Needed are standards, platforms and tested approaches. Until then, expect some turbulence.
SAN FRANCISCO — There is a constant, humming tension between what Moore’s Law delivers and what consumers expect from electronics systems design.
We’re on the verge of seeing this in the coming decade in computer vision, an application that has enormous potential to transform society. In the meantime, enormous challenges and decisions lie ahead on the road to transformation.
Embedded Vision Alliance founder Jeff Bier argues that from the hardware perspective, computer vision application designs are taking off because of enabling silicon like the Texas Instruments’ C6000 single core DSP, designed for high performance streaming media-intensive applications, but also optimized for cost and energy efficiency.

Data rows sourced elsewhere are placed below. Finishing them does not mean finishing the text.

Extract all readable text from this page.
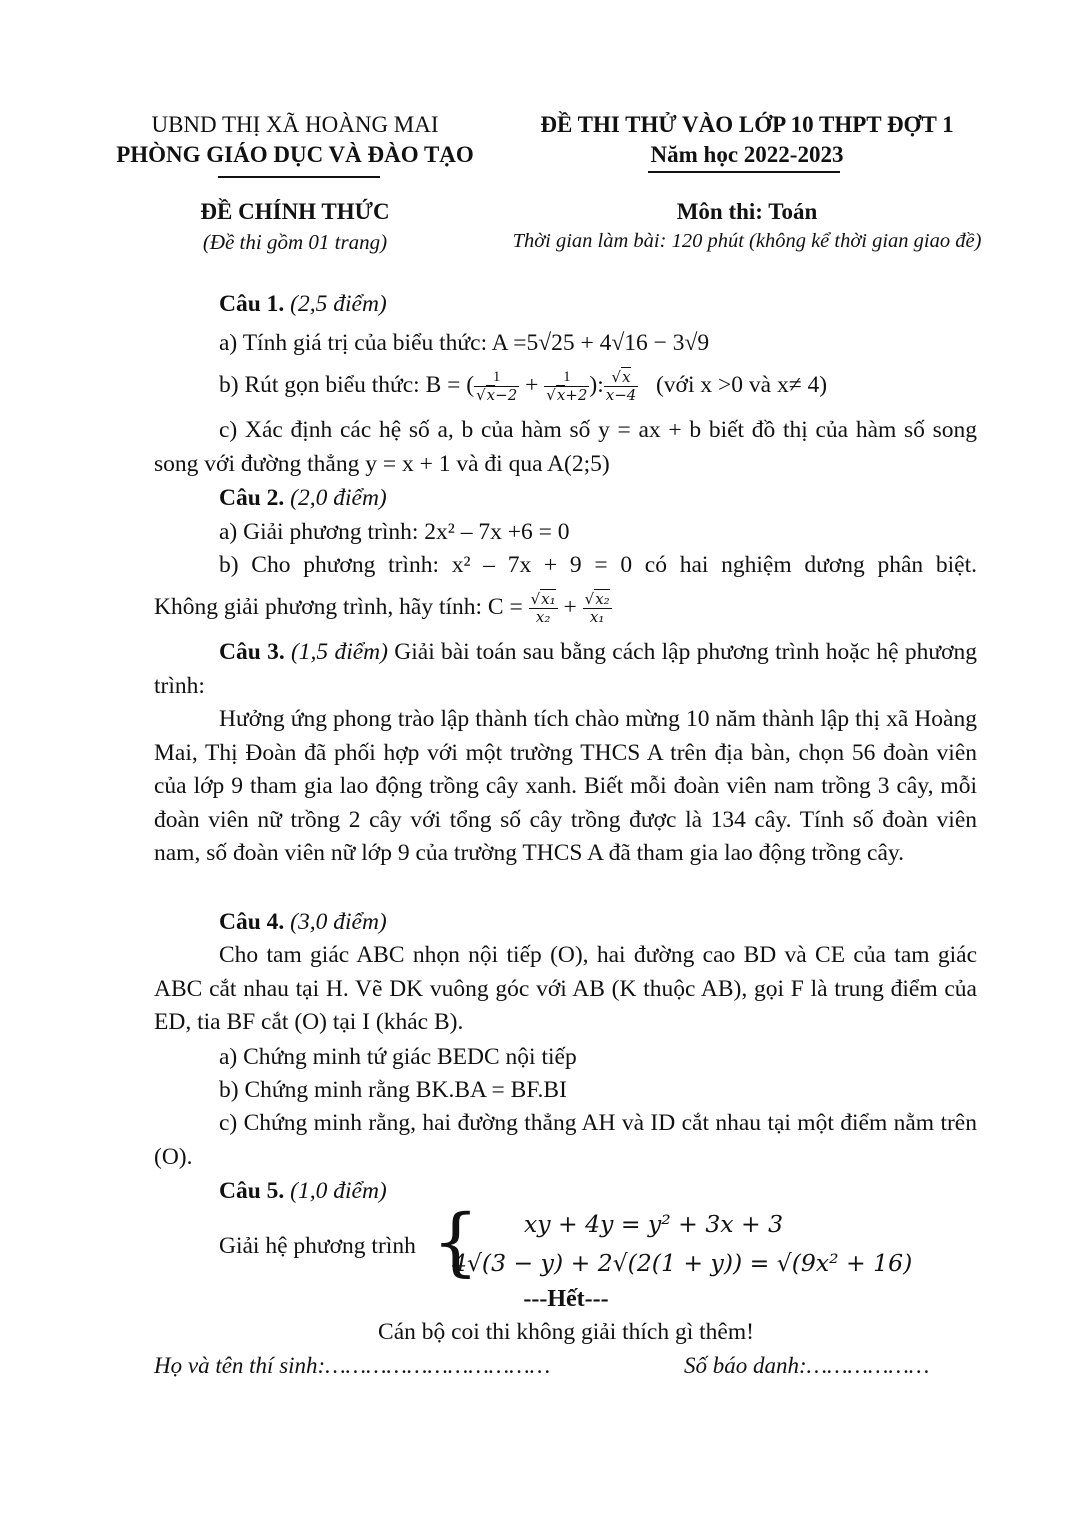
UBND THỊ XÃ HOÀNG MAI
PHÒNG GIÁO DỤC VÀ ĐÀO TẠO
ĐỀ THI THỬ VÀO LỚP 10 THPT ĐỢT 1
Năm học 2022-2023
ĐỀ CHÍNH THỨC
(Đề thi gồm 01 trang)
Môn thi: Toán
Thời gian làm bài: 120 phút (không kể thời gian giao đề)
Câu 1. (2,5 điểm)
a) Tính giá trị của biểu thức: A =5√25 + 4√16 − 3√9
b) Rút gọn biểu thức: B = ( $\frac{1}{√x-2} + \frac{1}{√x+2}$ ): $\frac{√x}{x-4}$ (với x >0 và x≠ 4)
c) Xác định các hệ số a, b của hàm số y = ax + b biết đồ thị của hàm số song song với đường thẳng y = x + 1 và đi qua A(2;5)
Câu 2. (2,0 điểm)
a) Giải phương trình: 2x² – 7x +6 = 0
b) Cho phương trình: x² – 7x + 9 = 0 có hai nghiệm dương phân biệt.
Không giải phương trình, hãy tính: $C = \frac{\text{√x₁}}{\text{x₂}} + \frac{\text{√x₂}}{\text{x₁}}$
Câu 3. (1,5 điểm) Giải bài toán sau bằng cách lập phương trình hoặc hệ phương trình:
Hưởng ứng phong trào lập thành tích chào mừng 10 năm thành lập thị xã Hoàng Mai, Thị Đoàn đã phối hợp với một trường THCS A trên địa bàn, chọn 56 đoàn viên của lớp 9 tham gia lao động trồng cây xanh. Biết mỗi đoàn viên nam trồng 3 cây, mỗi đoàn viên nữ trồng 2 cây với tổng số cây trồng được là 134 cây. Tính số đoàn viên nam, số đoàn viên nữ lớp 9 của trường THCS A đã tham gia lao động trồng cây.
Câu 4. (3,0 điểm)
Cho tam giác ABC nhọn nội tiếp (O), hai đường cao BD và CE của tam giác ABC cắt nhau tại H. Vẽ DK vuông góc với AB (K thuộc AB), gọi F là trung điểm của ED, tia BF cắt (O) tại I (khác B).
a) Chứng minh tứ giác BEDC nội tiếp
b) Chứng minh rằng BK.BA = BF.BI
c) Chứng minh rằng, hai đường thẳng AH và ID cắt nhau tại một điểm nằm trên (O).
Câu 5. (1,0 điểm)
Giải hệ phương trình { xy + 4y = y² + 3x + 3
4√(3 − y) + 2√(2(1 + y)) = √(9x² + 16)
---Hết---
Cán bộ coi thi không giải thích gì thêm!
Họ và tên thí sinh:……………………………	Số báo danh:………………
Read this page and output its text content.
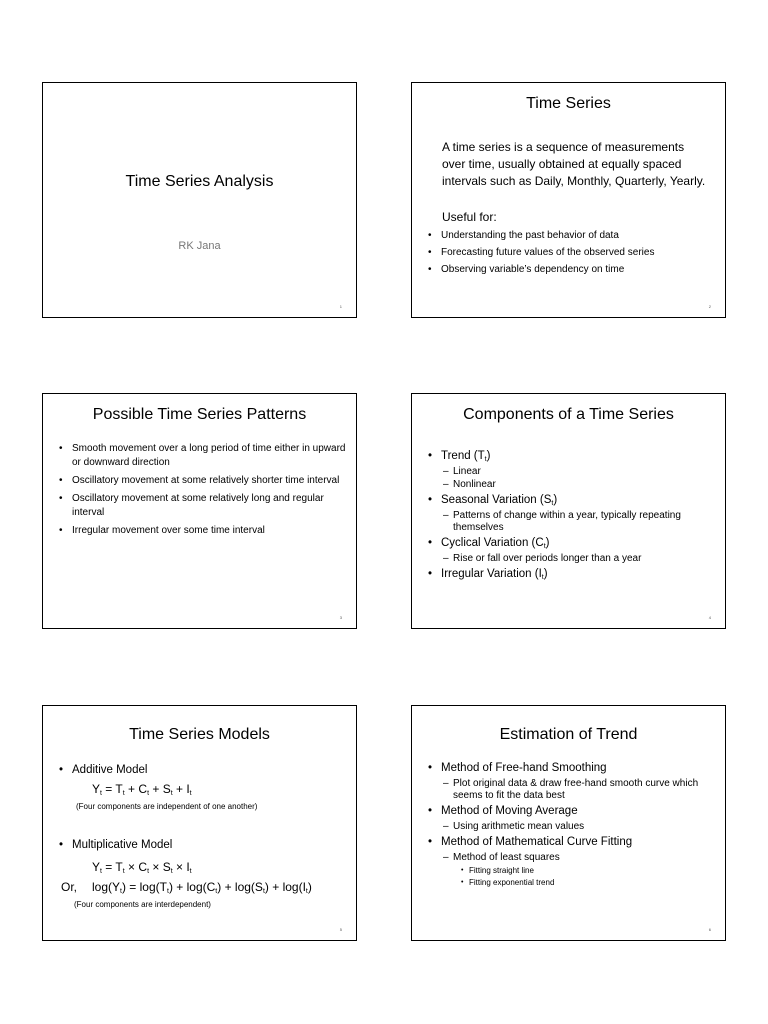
Time Series Analysis
RK Jana
1
Time Series
A time series is a sequence of measurements over time, usually obtained at equally spaced intervals such as Daily, Monthly, Quarterly, Yearly.
Useful for:
• Understanding the past behavior of data
• Forecasting future values of the observed series
• Observing variable’s dependency on time
2
Possible Time Series Patterns
• Smooth movement over a long period of time either in upward or downward direction
• Oscillatory movement at some relatively shorter time interval
• Oscillatory movement at some relatively long and regular interval
• Irregular movement over some time interval
3
Components of a Time Series
• Trend $(T_t)$
– Linear
– Nonlinear
• Seasonal Variation $(S_t)$
– Patterns of change within a year, typically repeating themselves
• Cyclical Variation $(C_t)$
– Rise or fall over periods longer than a year
• Irregular Variation $(I_t)$
4
Time Series Models
• Additive Model
$Y_t = T_t + C_t + S_t + I_t$
(Four components are independent of one another)
• Multiplicative Model
$Y_t = T_t \times C_t \times S_t \times I_t$
Or, $\log(Y_t) = \log(T_t) + \log(C_t) + \log(S_t) + \log(I_t)$
(Four components are interdependent)
5
Estimation of Trend
• Method of Free-hand Smoothing
– Plot original data & draw free-hand smooth curve which seems to fit the data best
• Method of Moving Average
– Using arithmetic mean values
• Method of Mathematical Curve Fitting
– Method of least squares
• Fitting straight line
• Fitting exponential trend
6
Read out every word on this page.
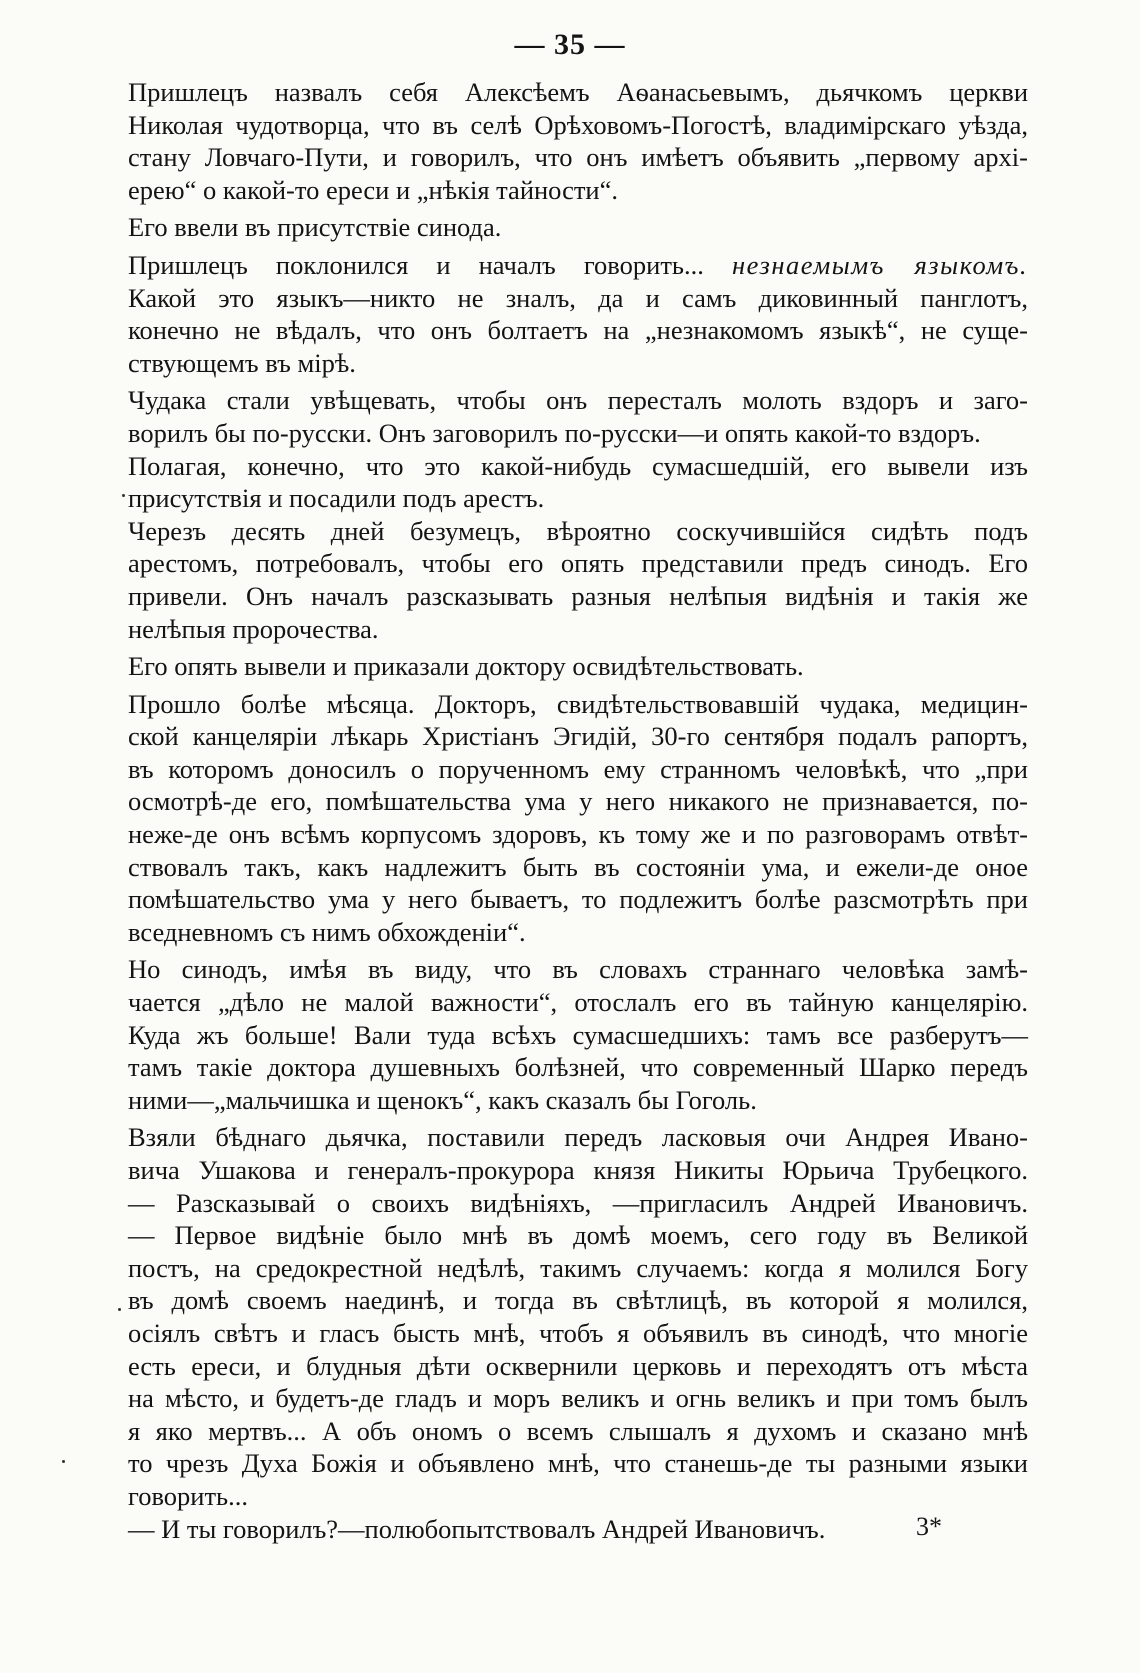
— 35 —
Пришлецъ назвалъ себя Алексѣемъ Аѳанасьевымъ, дьячкомъ церкви
Николая чудотворца, что въ селѣ Орѣховомъ-Погостѣ, владимірскаго уѣзда,
стану Ловчаго-Пути, и говорилъ, что онъ имѣетъ объявить „первому архі-
ерею“ о какой-то ереси и „нѣкія тайности“.
Его ввели въ присутствіе синода.
Пришлецъ поклонился и началъ говорить... незнаемымъ языкомъ.
Какой это языкъ—никто не зналъ, да и самъ диковинный панглотъ,
конечно не вѣдалъ, что онъ болтаетъ на „незнакомомъ языкѣ“, не суще-
ствующемъ въ мірѣ.
Чудака стали увѣщевать, чтобы онъ пересталъ молоть вздоръ и заго-
ворилъ бы по-русски. Онъ заговорилъ по-русски—и опять какой-то вздоръ.
Полагая, конечно, что это какой-нибудь сумасшедшій, его вывели изъ
присутствія и посадили подъ арестъ.
Черезъ десять дней безумецъ, вѣроятно соскучившійся сидѣть подъ
арестомъ, потребовалъ, чтобы его опять представили предъ синодъ. Его
привели. Онъ началъ разсказывать разныя нелѣпыя видѣнія и такія же
нелѣпыя пророчества.
Его опять вывели и приказали доктору освидѣтельствовать.
Прошло болѣе мѣсяца. Докторъ, свидѣтельствовавшій чудака, медицин-
ской канцеляріи лѣкарь Христіанъ Эгидій, 30-го сентября подалъ рапортъ,
въ которомъ доносилъ о порученномъ ему странномъ человѣкѣ, что „при
осмотрѣ-де его, помѣшательства ума у него никакого не признавается, по-
неже-де онъ всѣмъ корпусомъ здоровъ, къ тому же и по разговорамъ отвѣт-
ствовалъ такъ, какъ надлежитъ быть въ состояніи ума, и ежели-де оное
помѣшательство ума у него бываетъ, то подлежитъ болѣе разсмотрѣть при
вседневномъ съ нимъ обхожденіи“.
Но синодъ, имѣя въ виду, что въ словахъ страннаго человѣка замѣ-
чается „дѣло не малой важности“, отослалъ его въ тайную канцелярію.
Куда жъ больше! Вали туда всѣхъ сумасшедшихъ: тамъ все разберутъ—
тамъ такіе доктора душевныхъ болѣзней, что современный Шарко передъ
ними—„мальчишка и щенокъ“, какъ сказалъ бы Гоголь.
Взяли бѣднаго дьячка, поставили передъ ласковыя очи Андрея Ивано-
вича Ушакова и генералъ-прокурора князя Никиты Юрьича Трубецкого.
— Разсказывай о своихъ видѣніяхъ, —пригласилъ Андрей Ивановичъ.
— Первое видѣніе было мнѣ въ домѣ моемъ, сего году въ Великой
постъ, на средокрестной недѣлѣ, такимъ случаемъ: когда я молился Богу
въ домѣ своемъ наединѣ, и тогда въ свѣтлицѣ, въ которой я молился,
осіялъ свѣтъ и гласъ бысть мнѣ, чтобъ я объявилъ въ синодѣ, что многіе
есть ереси, и блудныя дѣти осквернили церковь и переходятъ отъ мѣста
на мѣсто, и будетъ-де гладъ и моръ великъ и огнь великъ и при томъ былъ
я яко мертвъ... А объ ономъ о всемъ слышалъ я духомъ и сказано мнѣ
то чрезъ Духа Божія и объявлено мнѣ, что станешь-де ты разными языки
говорить...
— И ты говорилъ?—полюбопытствовалъ Андрей Ивановичъ.	3*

This device recently crossed the point at which it can do 10 billion multiply-accumulates a second. That’s key, according to Bier, because that performance level is a typical compute requirement for a vision application.
On top of that type of hardware enablement, systems companies are trying all sorts of approaches to balance high performance with low power for their applications. There are few standards and no given platform approach has won the day. It is, in a phrase, the Wild West of electronics design at the moment.
Consider some juxtapositions.
Dueling visions
Academia has long researched vision and audio, for example. Researchers tend to throw enormous horsepower and software at complex problems and see what happens. Startups, however, trying to exploit hardware gains wrought by Moore’s Law, have a starkly different vision, pardon the pun, for how computer vision can and should be implemented. They need to get to market quickly and profitably.
Stanford Professor Andrew Ng (co-CTO, as well, at Baidu) described some of the conflicting approaches to computer-vision problem solving.
At DAC this month, he cautioned against pursuing computing solutions for the sake of computing, even where it might be put up against thornier challenges like unsupervised data analysis (in other words not training a system at first to look for certain clues to piece together a larger image of, say, a human face or a cat).
Ng said:
“Hardware groups are building systems that can simulate a trillion connections. Those are good supercomputing results but the relevance to Baidu, Google, Facebook, Microsoft or Apple is non existent.”
Michael B. Taylor, a professor with the University of San Diego’s computer science and engineering department, said during the same DAC panel that another challenge is the scaling of transistors and energy efficiency—the problem of so-called dark silicon as a function of the breakdown of Dennard scaling.
“We have exponentially more transistors (but) we can’t switch them and can’t use them for computation,” Taylor said. “But we can use them for memory.”
“There’s a pretty interesting result that’s coming along, which is that we’re getting to the point where we’re not going to have to store all of our video off chip,” Taylor said, noting that those otherwise “dark silicon” transistors used as memory instead of logic will enable that. “We’re actually going to be able to fit a lot of it on chip. And that’s going to really help us with efficiency.”
Cadence Fellow Chris Rowen said on the panel, “We don’t lack for problems to solve. What we lack are the combination of architectures, which have the kind of efficiency that allow them to be deployed in mass quantities. It’s all good to say I have a 1,000 servers and 16,000 processors, but I don’t want to do that on my wristwatch.”
He urged the audience to think about the problem along three axes:
Computer vision is going to be an enormous engineering and market opportunity for semiconductor and systems vendors. And it’s going to be a wild ride until standards, platforms and approaches settle down.
Until then, strap in and hold on tight.